Importing Libraries

In [3]:
import pandas as pd
import numpy as np
import sqlite3 as sq
from bs4 import BeautifulSoup
from nltk.stem import SnowballStemmer
from tqdm import tqdm    # for progress bar
from sklearn.feature_extraction.text import CountVectorizer , TfidfVectorizer
from gensim.models import Word2Vec
from sklearn.linear_model import LogisticRegression
from sklearn.metrics import accuracy_score , confusion_matrix
import seaborn as sns
from sklearn.model_selection import train_test_split
import gensim , gensim.downloader as api      #for downloading google w2v dataset
from gensim.models import word2vec
import warnings
warnings.filterwarnings('ignore')
import re
from nltk.corpus import stopwords
import matplotlib.pyplot as plt
from imblearn.over_sampling import SMOTE, SMOTENC
from sklearn.preprocessing import Normalizer, StandardScaler
from collections import Counter


ModuleNotFoundError: No module named 'imblearn'

Importing Dataset

In [None]:
# conn = sq.connect("/content/database.sqlite")

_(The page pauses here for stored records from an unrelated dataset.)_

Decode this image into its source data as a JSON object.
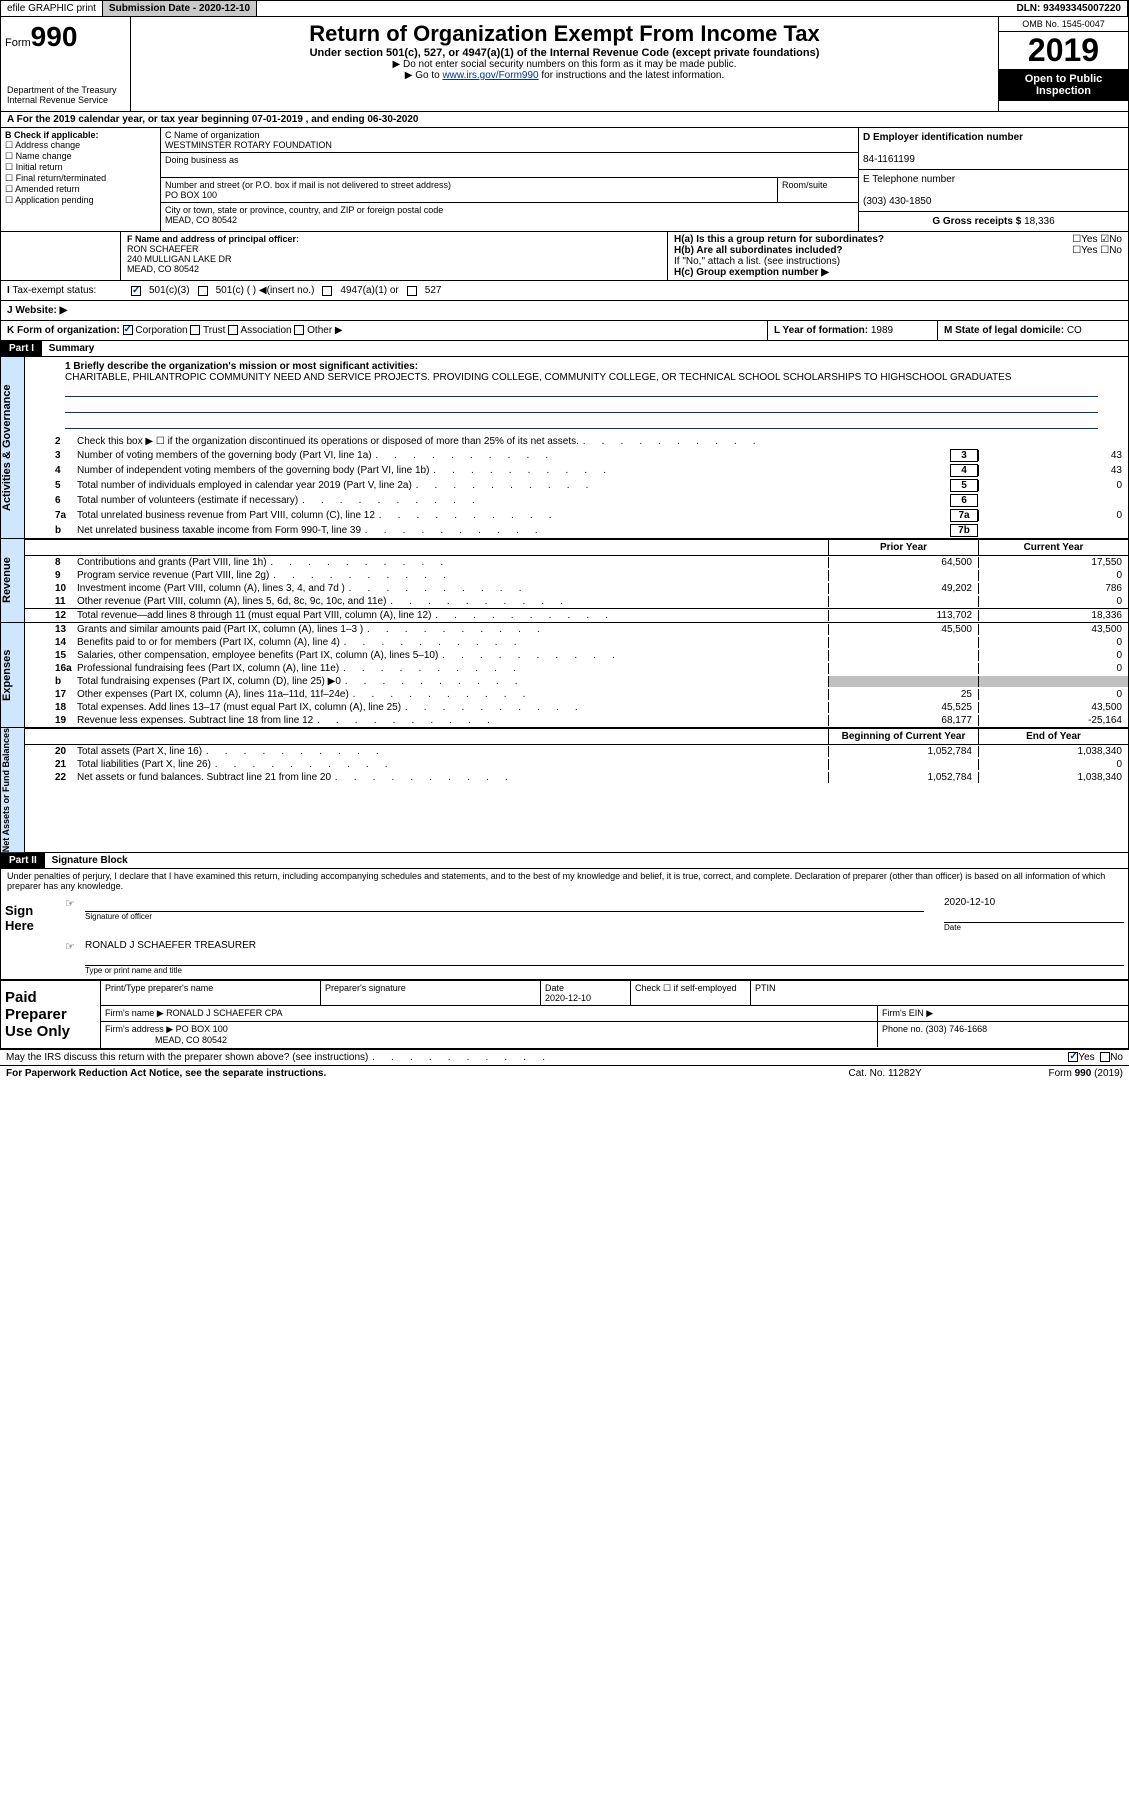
{
  "top": {
    "efile": "efile GRAPHIC print",
    "sub_label": "Submission Date",
    "sub_date": "2020-12-10",
    "dln": "DLN: 93493345007220"
  },
  "header": {
    "form_label": "Form",
    "form_num": "990",
    "title": "Return of Organization Exempt From Income Tax",
    "subtitle": "Under section 501(c), 527, or 4947(a)(1) of the Internal Revenue Code (except private foundations)",
    "note1": "▶ Do not enter social security numbers on this form as it may be made public.",
    "note2_pre": "▶ Go to ",
    "note2_link": "www.irs.gov/Form990",
    "note2_post": " for instructions and the latest information.",
    "omb": "OMB No. 1545-0047",
    "year": "2019",
    "open": "Open to Public Inspection",
    "dept": "Department of the Treasury Internal Revenue Service"
  },
  "period": "For the 2019 calendar year, or tax year beginning 07-01-2019   , and ending 06-30-2020",
  "boxB": {
    "label": "B Check if applicable:",
    "items": [
      "Address change",
      "Name change",
      "Initial return",
      "Final return/terminated",
      "Amended return",
      "Application pending"
    ]
  },
  "boxC": {
    "name_label": "C Name of organization",
    "name": "WESTMINSTER ROTARY FOUNDATION",
    "dba_label": "Doing business as",
    "addr_label": "Number and street (or P.O. box if mail is not delivered to street address)",
    "room_label": "Room/suite",
    "po": "PO BOX 100",
    "city_label": "City or town, state or province, country, and ZIP or foreign postal code",
    "city": "MEAD, CO  80542"
  },
  "boxD": {
    "label": "D Employer identification number",
    "ein": "84-1161199"
  },
  "boxE": {
    "label": "E Telephone number",
    "phone": "(303) 430-1850"
  },
  "boxG": {
    "label": "G Gross receipts $",
    "amount": "18,336"
  },
  "boxF": {
    "label": "F  Name and address of principal officer:",
    "name": "RON SCHAEFER",
    "addr1": "240 MULLIGAN LAKE DR",
    "addr2": "MEAD, CO  80542"
  },
  "boxH": {
    "a": "H(a)  Is this a group return for subordinates?",
    "b": "H(b)  Are all subordinates included?",
    "note": "If \"No,\" attach a list. (see instructions)",
    "c": "H(c)  Group exemption number ▶"
  },
  "boxI": {
    "label": "Tax-exempt status:",
    "opts": [
      "501(c)(3)",
      "501(c) (  ) ◀(insert no.)",
      "4947(a)(1) or",
      "527"
    ]
  },
  "boxJ": "J   Website: ▶",
  "boxK": "K Form of organization:",
  "k_opts": [
    "Corporation",
    "Trust",
    "Association",
    "Other ▶"
  ],
  "boxL": {
    "label": "L Year of formation:",
    "val": "1989"
  },
  "boxM": {
    "label": "M State of legal domicile:",
    "val": "CO"
  },
  "part1": {
    "label": "Part I",
    "title": "Summary"
  },
  "mission": {
    "label": "1  Briefly describe the organization's mission or most significant activities:",
    "text": "CHARITABLE, PHILANTROPIC COMMUNITY NEED AND SERVICE PROJECTS. PROVIDING COLLEGE, COMMUNITY COLLEGE, OR TECHNICAL SCHOOL SCHOLARSHIPS TO HIGHSCHOOL GRADUATES"
  },
  "sidebars": {
    "gov": "Activities & Governance",
    "rev": "Revenue",
    "exp": "Expenses",
    "net": "Net Assets or Fund Balances"
  },
  "lines_gov": [
    {
      "n": "2",
      "t": "Check this box ▶ ☐ if the organization discontinued its operations or disposed of more than 25% of its net assets."
    },
    {
      "n": "3",
      "t": "Number of voting members of the governing body (Part VI, line 1a)",
      "b": "3",
      "v": "43"
    },
    {
      "n": "4",
      "t": "Number of independent voting members of the governing body (Part VI, line 1b)",
      "b": "4",
      "v": "43"
    },
    {
      "n": "5",
      "t": "Total number of individuals employed in calendar year 2019 (Part V, line 2a)",
      "b": "5",
      "v": "0"
    },
    {
      "n": "6",
      "t": "Total number of volunteers (estimate if necessary)",
      "b": "6",
      "v": ""
    },
    {
      "n": "7a",
      "t": "Total unrelated business revenue from Part VIII, column (C), line 12",
      "b": "7a",
      "v": "0"
    },
    {
      "n": "b",
      "t": "Net unrelated business taxable income from Form 990-T, line 39",
      "b": "7b",
      "v": ""
    }
  ],
  "col_headers": {
    "prior": "Prior Year",
    "curr": "Current Year",
    "boy": "Beginning of Current Year",
    "eoy": "End of Year"
  },
  "lines_rev": [
    {
      "n": "8",
      "t": "Contributions and grants (Part VIII, line 1h)",
      "p": "64,500",
      "c": "17,550"
    },
    {
      "n": "9",
      "t": "Program service revenue (Part VIII, line 2g)",
      "p": "",
      "c": "0"
    },
    {
      "n": "10",
      "t": "Investment income (Part VIII, column (A), lines 3, 4, and 7d )",
      "p": "49,202",
      "c": "786"
    },
    {
      "n": "11",
      "t": "Other revenue (Part VIII, column (A), lines 5, 6d, 8c, 9c, 10c, and 11e)",
      "p": "",
      "c": "0"
    },
    {
      "n": "12",
      "t": "Total revenue—add lines 8 through 11 (must equal Part VIII, column (A), line 12)",
      "p": "113,702",
      "c": "18,336"
    }
  ],
  "lines_exp": [
    {
      "n": "13",
      "t": "Grants and similar amounts paid (Part IX, column (A), lines 1–3 )",
      "p": "45,500",
      "c": "43,500"
    },
    {
      "n": "14",
      "t": "Benefits paid to or for members (Part IX, column (A), line 4)",
      "p": "",
      "c": "0"
    },
    {
      "n": "15",
      "t": "Salaries, other compensation, employee benefits (Part IX, column (A), lines 5–10)",
      "p": "",
      "c": "0"
    },
    {
      "n": "16a",
      "t": "Professional fundraising fees (Part IX, column (A), line 11e)",
      "p": "",
      "c": "0"
    },
    {
      "n": "b",
      "t": "Total fundraising expenses (Part IX, column (D), line 25) ▶0",
      "p": "SHADED",
      "c": "SHADED"
    },
    {
      "n": "17",
      "t": "Other expenses (Part IX, column (A), lines 11a–11d, 11f–24e)",
      "p": "25",
      "c": "0"
    },
    {
      "n": "18",
      "t": "Total expenses. Add lines 13–17 (must equal Part IX, column (A), line 25)",
      "p": "45,525",
      "c": "43,500"
    },
    {
      "n": "19",
      "t": "Revenue less expenses. Subtract line 18 from line 12",
      "p": "68,177",
      "c": "-25,164"
    }
  ],
  "lines_net": [
    {
      "n": "20",
      "t": "Total assets (Part X, line 16)",
      "p": "1,052,784",
      "c": "1,038,340"
    },
    {
      "n": "21",
      "t": "Total liabilities (Part X, line 26)",
      "p": "",
      "c": "0"
    },
    {
      "n": "22",
      "t": "Net assets or fund balances. Subtract line 21 from line 20",
      "p": "1,052,784",
      "c": "1,038,340"
    }
  ],
  "part2": {
    "label": "Part II",
    "title": "Signature Block"
  },
  "sig": {
    "decl": "Under penalties of perjury, I declare that I have examined this return, including accompanying schedules and statements, and to the best of my knowledge and belief, it is true, correct, and complete. Declaration of preparer (other than officer) is based on all information of which preparer has any knowledge.",
    "here": "Sign Here",
    "off_label": "Signature of officer",
    "date_label": "Date",
    "date": "2020-12-10",
    "name": "RONALD J SCHAEFER TREASURER",
    "name_label": "Type or print name and title"
  },
  "prep": {
    "label": "Paid Preparer Use Only",
    "h1": "Print/Type preparer's name",
    "h2": "Preparer's signature",
    "h3": "Date",
    "date": "2020-12-10",
    "h4": "Check ☐ if self-employed",
    "h5": "PTIN",
    "firm_label": "Firm's name    ▶",
    "firm": "RONALD J SCHAEFER CPA",
    "ein_label": "Firm's EIN ▶",
    "addr_label": "Firm's address ▶",
    "addr1": "PO BOX 100",
    "addr2": "MEAD, CO  80542",
    "phone_label": "Phone no.",
    "phone": "(303) 746-1668"
  },
  "footer": {
    "discuss": "May the IRS discuss this return with the preparer shown above? (see instructions)",
    "yes": "Yes",
    "no": "No",
    "pra": "For Paperwork Reduction Act Notice, see the separate instructions.",
    "cat": "Cat. No. 11282Y",
    "form": "Form 990 (2019)"
  }
}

# # to identify object names present in SQLite DB
# cursor = conn.cursor()
# query  = "SELECT name from sqlite_master"
# cursor.execute(query)
# cursor.fetchall()

In [None]:
# data = pd.read_sql_query('SELECT * FROM REVIEWS', conn)
data = pd.read_csv('/content/drive/MyDrive/Amazon-Fine-Food-Reviews.csv')

print(data.head(3))
print(data.shape)

In [None]:
# conn.close()            #closing SQlite connection

In [None]:
#saving dataset in CSV format
# data.to_csv('Amazon-Fine-Food-Reviews.csv')

#568454 rows are present in dataset.
# checking count and no of distinct target outputs present in target column
data['Score'].value_counts()

In [None]:
count = data['Score'].value_counts()
type(count)

In [None]:
#Function for bar plot
def bar_plot(x,y,width,xlabel,ylabel,label,color):
    plt.bar(x,y,width=width,color=color,label=label)
    plt.xlabel(xlabel)
    plt.ylabel(ylabel)
    plt.legend()
    plt.show()

In [None]:
bar_plot(count.keys(),count.values,0.25,'Score','Frequency','Frequency of each rating score','blue')

In [None]:
# considering score > 3 as positive sentiment , <3 as negative sentiment and =3 as neutral.

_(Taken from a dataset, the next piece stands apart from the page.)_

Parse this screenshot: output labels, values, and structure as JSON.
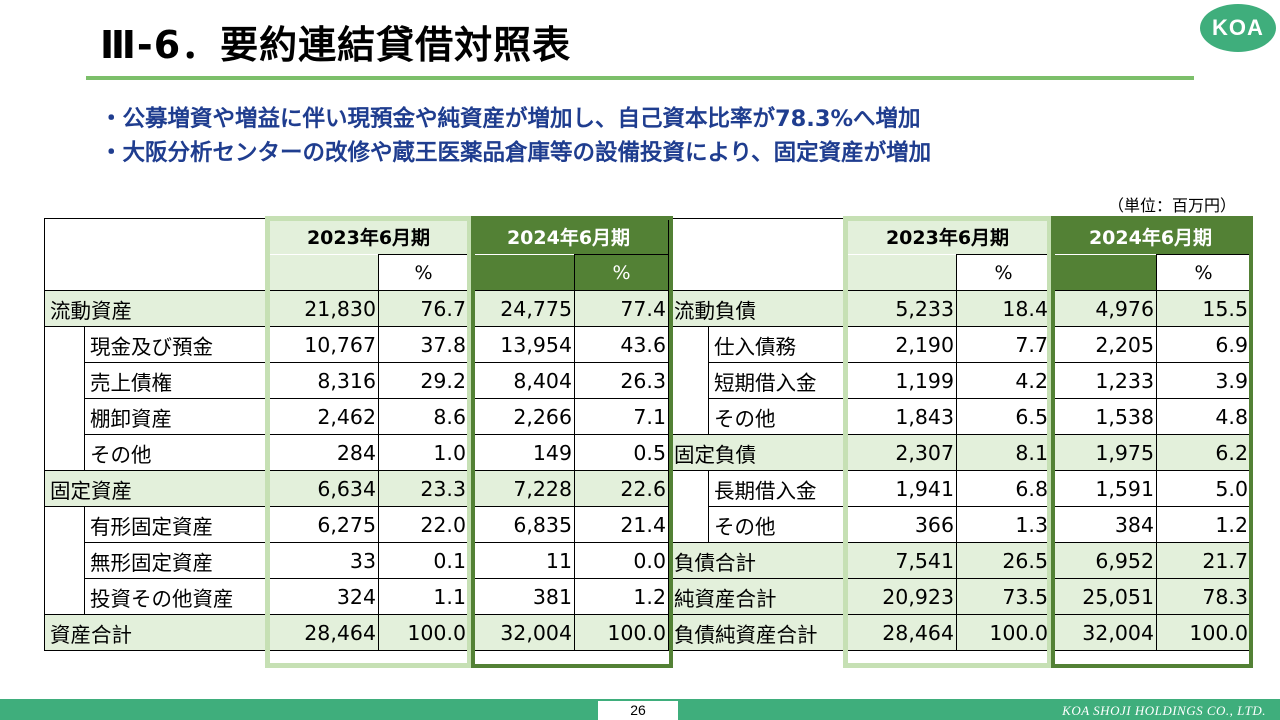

df = data[data['Score']!=3]  #Removing neutral reviews from the dataset
print(df['Score'].value_counts())
print(df.shape)


In [None]:
# % of data retained
print((df.shape[0]*100)/data.shape[0],"%")
val = df['Score'].value_counts()
bar_plot(val.keys(),val.values,0.25,'Score','Frequency','Frequency of each rating score','green')

In [None]:
df.head()

In [None]:
len(df['UserId'].unique())  # no of unique userids

In [None]:
# removing duplicates reviews from same user for a particular product
df_new = df.drop_duplicates(subset=['ProductId','UserId','Text','ProfileName'], keep='first')
df_new.shape

In [None]:
print('No of duplicate reviews = ', df.shape[0]-df_new.shape[0])

In [None]:
# Helpfulness Numerator : Number of Peoples who found the review helpful to them.
# Helpfulness Denominator : Number of Peoples indicated whether they found the review helpful or not.
# Since helpfulness Numerator can't be more than Helpfull Denominator , we will be removing such record
print(len(df_new[df_new['HelpfulnessNumerator']>df_new['HelpfulnessDenominator']]))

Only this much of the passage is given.